Volume 5, Issue 5 (May 2008)
A Novel Anti-Slip Pad for Improving Steering when Exiting a Ski Lift on a Snowboard
While using ski lifts, snowboarders take the rear foot out of the binding. Therefore, steering abilities of the board are reduced, which leads to falls, potentially followed by injuries. In the past, several kinds of anti-slip pads have been introduced to provide friction between the board and the boot of the free foot. The purpose of this study was to check the usability of a novel anti-slip pad, consisting of a commonly used rubber footprint and an additional rim providing vertical grip for the frontal toes. The optimal position of the rim, with respect to maximizing the connection between the free foot and snowboard while minimizing the dexterity required to properly place the free foot into the anti-slip position, was not known.

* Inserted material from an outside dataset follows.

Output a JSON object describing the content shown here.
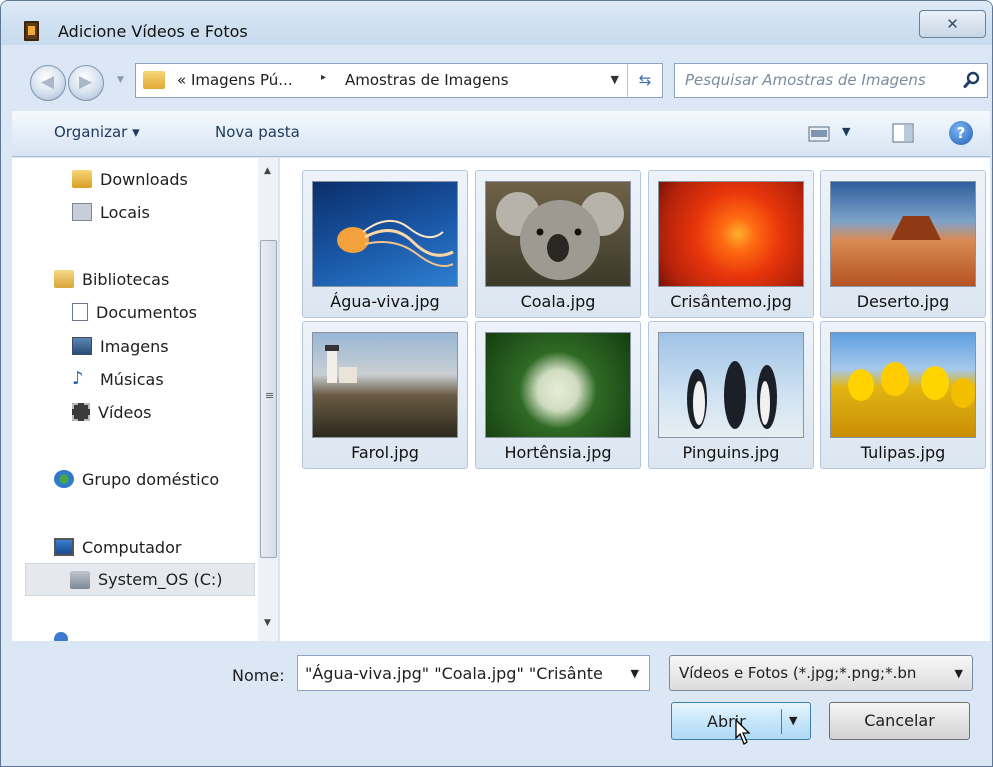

Hence, three different rim positions were evaluated based on the user opinion of which pad provided better steering abilities. Forty snowboarders assigned to three different levels, i.e., beginner, advanced, and expert, were asked to perform a series of pairwise comparisons between three prototype anti-slip pads (each with a different rim position) and an anti-slip pad with no rim for both frontside and backside turns. They performed a pairwise comparison of two prototypes while exiting a ski lift simulator. Consistent results of the preferences were found for the beginners and advanced group in both backside and frontside turns. The expert’s preferences were significantly inconsistent and were therefore not convincing. For beginners and advanced snowboarders, the novel rim on the anti-slip pad enhanced the perceived steering abilities during backside turns. For the frontside turns, the rim was only useful for the advanced group. The preferred rim orientation was perpendicular or slightly backward orient with respect to the direction of travel. As the rim was assessed to improve steering qualities, it could provide more safety during the use of lifts in snowboarding.